FRENCH TOAST WEATHER!

I don’t know about your area, but here in northeastern Pennsylvania even the slightest threat of snow sends people scurrying to the store. They'll head out later this week to strip the shelves of bread, milk and eggs. What could they be doing but making French toast? (Holy crap, I don’t want to even think of where the 20 rolls of toilet paper they’re buying fit into the recipe!)

Everyone is going to head to the store in his or her humongous S.U.V.—the one that’s slightly bigger than a Conestoga wagon—then park it in the garage for four or five days. Around here everyone owns an S.U.V., but no one actually uses theirs to go off-road or to drive in snow. They’re for show, not go. Something about penis size, if you ask me. Are Humvee dealers subsidized by OPEC?

(By the way—different topic altogether: why have your fog lights on in the daytime? At night they might help you see the road, but in daylight it’s already plenty bright; they can’t cut through the fog. They’re useless. If it’s foggy and you want to be seen by other drivers, won’t your regular headlights do just fine? Why are you driving around on dry pavement on a cloudy day in a land-yacht the size of a Bradley Fighting Vehicle with a 747’s landing lights on?)

Sorry. Lost the thread there a bit. Back to the weather.

The next few days will be tough ones for meteorologists. God forbid—if the storm does come—that they’ve predicted a half-inch more snow than we get: they’ll be accused of sensationalizing the weather, of panicking the populace. If we get a half-inch less, they’ll be branded as inaccurate and criticized without mercy. Newspapers, especially, take gleeful pleasure in skewering TV meteorologists.

Truth is, even given the tremendous technological advances in forecasting over the last twenty-or-so years, predicting the weather is still an inexact science. Think about it. If NASA, with its billion-trillion-gazillion dollar budget can’t figure out if it’s going to rain two days out from a shuttle launch at the Cape, how can we honestly expect a TV meteorologist to get a ten-day forecast dead-on for every hill and vale in a 22-county viewing area?

I’ve long said that those “Ten Day Forecasts” are nothing but window dressing. Seven days? Silly. A great meteorologist working with the latest equipment and access to the best data has a good chance of getting it right three days out—but there are just too many variables standing in the way of 100% accuracy.

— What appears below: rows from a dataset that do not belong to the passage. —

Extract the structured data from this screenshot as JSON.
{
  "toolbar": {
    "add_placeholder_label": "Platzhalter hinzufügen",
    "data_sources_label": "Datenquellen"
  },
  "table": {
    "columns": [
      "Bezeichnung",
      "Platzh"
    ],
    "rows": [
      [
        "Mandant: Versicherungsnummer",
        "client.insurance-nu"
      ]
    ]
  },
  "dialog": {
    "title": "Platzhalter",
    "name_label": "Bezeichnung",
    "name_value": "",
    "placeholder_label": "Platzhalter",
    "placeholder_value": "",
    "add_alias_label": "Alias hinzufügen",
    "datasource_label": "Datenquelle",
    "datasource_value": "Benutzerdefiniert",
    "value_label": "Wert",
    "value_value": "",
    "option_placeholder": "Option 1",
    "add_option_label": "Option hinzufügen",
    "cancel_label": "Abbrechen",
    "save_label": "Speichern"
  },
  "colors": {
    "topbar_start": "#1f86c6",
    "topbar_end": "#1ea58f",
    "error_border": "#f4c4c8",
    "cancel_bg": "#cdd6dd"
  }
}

I got a letter many years ago from an arrogant ass (a man not unlike myself, I guess!), who said, basically—In my line of work, commercial refrigeration, I wouldn’t last long if I were only as good as your so-called forecasters. He actually might have underlined "so-called."

My reply went something like this:

“Then you ought to be calling up supermarkets each night and saying, ‘I know with 100% certainty that the compressor on meat case #3 is going to fail overnight. Why don’t you move the meat now, and I’ll bring a new compressor over in the morning.’ Seems to me, Mr. Commercial Refrigeration Guy, that more variables go into weather patterns than there are in an electric motor.”

I’m a huge Charles Osgood fan. His poem, Broadcast News, fits here perfectly.

Remembered (I hope accurately) and reprinted without any permission whatsoever. So sue me.


Powerful are those who choose
The items that make up the news.
And yet in spite of all that power
It’s much like singing in the shower.

For it is clear from card and letter
That you all think you could do it better!


What kind of syrup do you like with your French toast?

1 comment:

Anonymous said...

I love this, It is so true. I have found myself fighting the urge to run out and buy something/anything.
Are there Wegmans subliminals in the weather segments on tv?
Sometimes I wish I lived in Peoria. It's "BIZARRO WORLD" Scranton style!